Hanan went to the local side.She started her presentation with pessimistic phrases about local situations in Egypt that started to appear lately in online communities. Her point was to go against such, as she titled her presentation "iHOPE" (where "i" stands for IT :D). She spoke in numbers first, showing how IT revenue of 40 to 50% increase in hope to reach 1 Billion (starting from 250 Million), It was interesting to see her mention companies that last year have either came to or expanded their work in or recruited from Egypt, like many Indian companies, Microsoft, and Google.
Continuing the talk in number, she mentioned that we have 300K graduates, 17K of which are engineers, including 2400 IT ones - Not all are ready to be hired. Skills are what brings investments. She highlighted communication skills and team collaboration, and professionalism and avoiding dealing in personal way, respecting differences whether in opinions or whole culture (like traditions that might sound very weird to us), adaptation, and willingness to learn new things.
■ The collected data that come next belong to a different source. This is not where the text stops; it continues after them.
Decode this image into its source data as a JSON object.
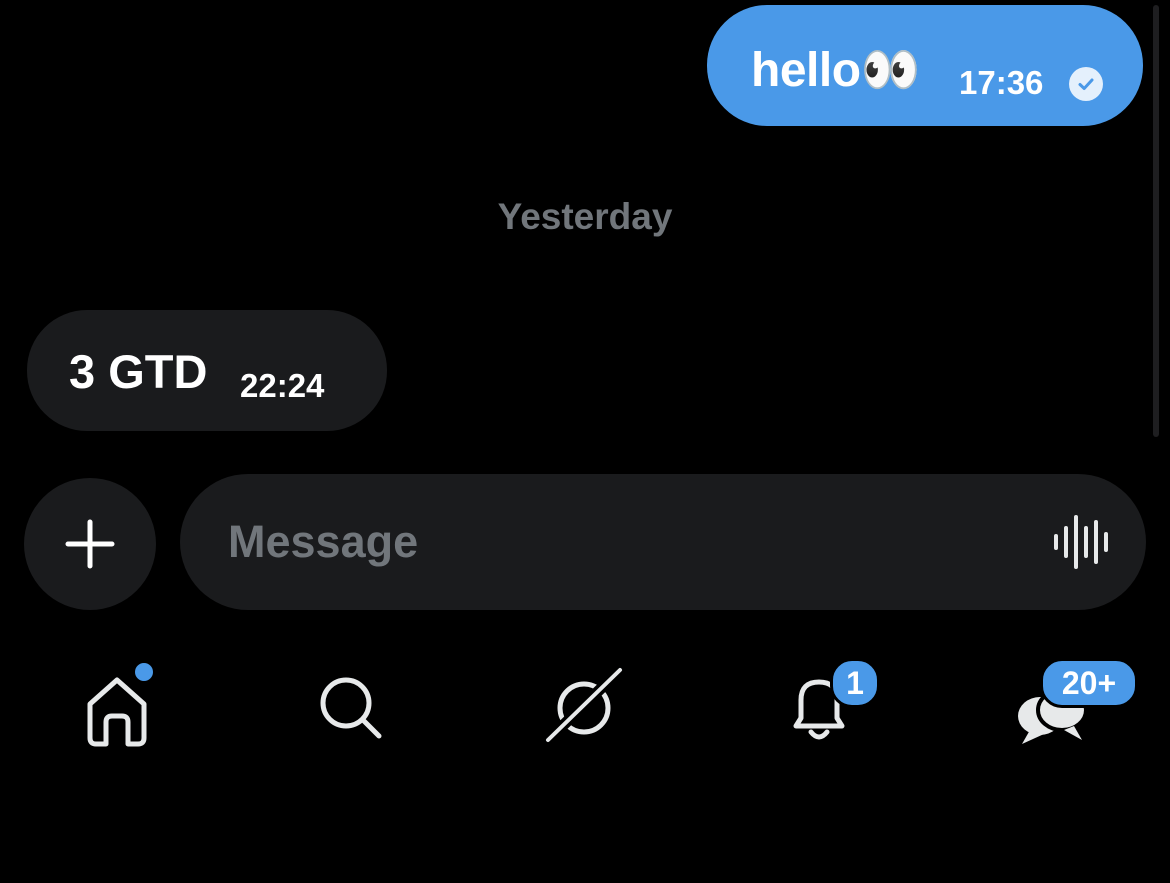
{
  "messages": {
    "outgoing": {
      "text": "hello👀",
      "time": "17:36",
      "status": "read"
    },
    "separator": "Yesterday",
    "incoming": {
      "text": "3 GTD",
      "time": "22:24"
    }
  },
  "composer": {
    "placeholder": "Message",
    "add_icon": "plus-icon",
    "voice_icon": "waveform-icon"
  },
  "nav": {
    "items": [
      {
        "id": "home",
        "icon": "home-icon",
        "has_dot": true
      },
      {
        "id": "search",
        "icon": "search-icon"
      },
      {
        "id": "grok",
        "icon": "grok-icon"
      },
      {
        "id": "notifications",
        "icon": "bell-icon",
        "badge": "1"
      },
      {
        "id": "messages",
        "icon": "chat-bubbles-icon",
        "badge": "20+"
      }
    ]
  },
  "colors": {
    "accent": "#4a99e8",
    "bubble_incoming": "#1a1b1d",
    "muted_text": "#71767b",
    "icon": "#e7e9ea"
  }
}
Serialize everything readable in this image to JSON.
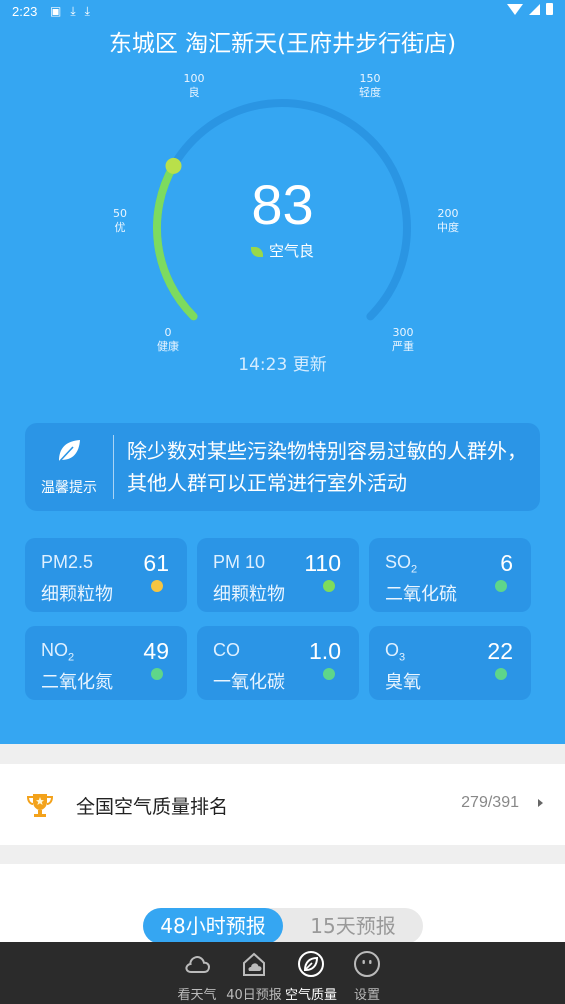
{
  "status_bar": {
    "time": "2:23"
  },
  "location": "东城区 淘汇新天(王府井步行街店)",
  "gauge": {
    "aqi": "83",
    "level": "空气良",
    "update": "14:23 更新",
    "fraction": 0.277,
    "ticks": [
      {
        "value": "0",
        "label": "健康"
      },
      {
        "value": "50",
        "label": "优"
      },
      {
        "value": "100",
        "label": "良"
      },
      {
        "value": "150",
        "label": "轻度"
      },
      {
        "value": "200",
        "label": "中度"
      },
      {
        "value": "300",
        "label": "严重"
      }
    ]
  },
  "tip": {
    "title": "温馨提示",
    "text": "除少数对某些污染物特别容易过敏的人群外，其他人群可以正常进行室外活动"
  },
  "pollutants": [
    {
      "name": "PM2.5",
      "sub": "",
      "desc": "细颗粒物",
      "value": "61",
      "color": "#f5c542"
    },
    {
      "name": "PM 10",
      "sub": "",
      "desc": "细颗粒物",
      "value": "110",
      "color": "#7fdc5a"
    },
    {
      "name": "SO",
      "sub": "2",
      "desc": "二氧化硫",
      "value": "6",
      "color": "#5ed68a"
    },
    {
      "name": "NO",
      "sub": "2",
      "desc": "二氧化氮",
      "value": "49",
      "color": "#5ed68a"
    },
    {
      "name": "CO",
      "sub": "",
      "desc": "一氧化碳",
      "value": "1.0",
      "color": "#5ed68a"
    },
    {
      "name": "O",
      "sub": "3",
      "desc": "臭氧",
      "value": "22",
      "color": "#5ed68a"
    }
  ],
  "ranking": {
    "label": "全国空气质量排名",
    "value": "279/391"
  },
  "forecast_tabs": {
    "active": "48小时预报",
    "inactive": "15天预报"
  },
  "nav": [
    {
      "label": "看天气",
      "icon": "cloud-icon"
    },
    {
      "label": "40日预报",
      "icon": "home-cloud-icon"
    },
    {
      "label": "空气质量",
      "icon": "leaf-circle-icon"
    },
    {
      "label": "设置",
      "icon": "face-icon"
    }
  ],
  "colors": {
    "primary": "#35a6f2",
    "card": "#2b95e6",
    "gauge_green": "#7ddb5f"
  }
}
Finally, she spotted, "It 'sounds' very simple, very basic to handle", and ended her presentation with a statement contradicting the main negative statement of the ones she started showing. Very inspiring, Hanan :).
The EDC Logo, "Fodoooly"!
The last part in keynote before demonstrating the day agenda was announcing a new way to win prizes. You tell in the EDC website what sessions had the EDC logo in one of the slides. There's one or more in each track. This reminded me of similar thing in old children magazine called "Maged" where you would look for the face of a cartoon character called "Fodooly" in the drawings of every issue :D :D.
Side Talk: The Registration Process
Before the keynote, I met Mohamed Wahby, one of the guys who carried out the work that made the event possible. We talked about the new registration process they had for the event this year.
The process is as follows:
- You go to the EDC site, get the mobile phone of a contact in a delivery/shipping company you call to get an "invitation". You can use it during normal business days/hours only of course.
- You wait for 3 to 4 days to get the "invitation". Actually the name is very ambiguous. It's like a "ticket". You pay the conference fees to get the "invitation".
- You go back to the EDC site to register for the event using the registration code. without this, you have done nothing (although you paid already).
- The dead line for the process was a week before the event date. The process stared about 10 working days or before the deadline.
- Once you teach the conference, you look for the desk that has the first letter of your first name to get your fancy name tag :).
I told Wahby that so many people thought that it was a weird process, very manual process for the biggest software company in the world!
The reason for this that not many noticed - Wahby said, is that the regular registration process used to require very large lines/queues that were very annoying and remain the same size for hours. This is because the on-site payment, and having to "print" the nametag on-site as well. Both billing and printing took so long, and Microsoft Egypt wanted to take the hassle of those hours to be split over two weeks instead.
Actually, when you think about it, it really makes sense. There were very small waiting lines this year :). Wahby agrees that the big mistake about that is starting the process to last for only two weeks, and that it should take longer than that. I've suffered from this myself as I and my fiancee paid the fees very soon and few days after registration got FREE invitation code that was totally useless by then :D (well, not exactly, I gave it away to a friend who was about to miss the the deadline for registration).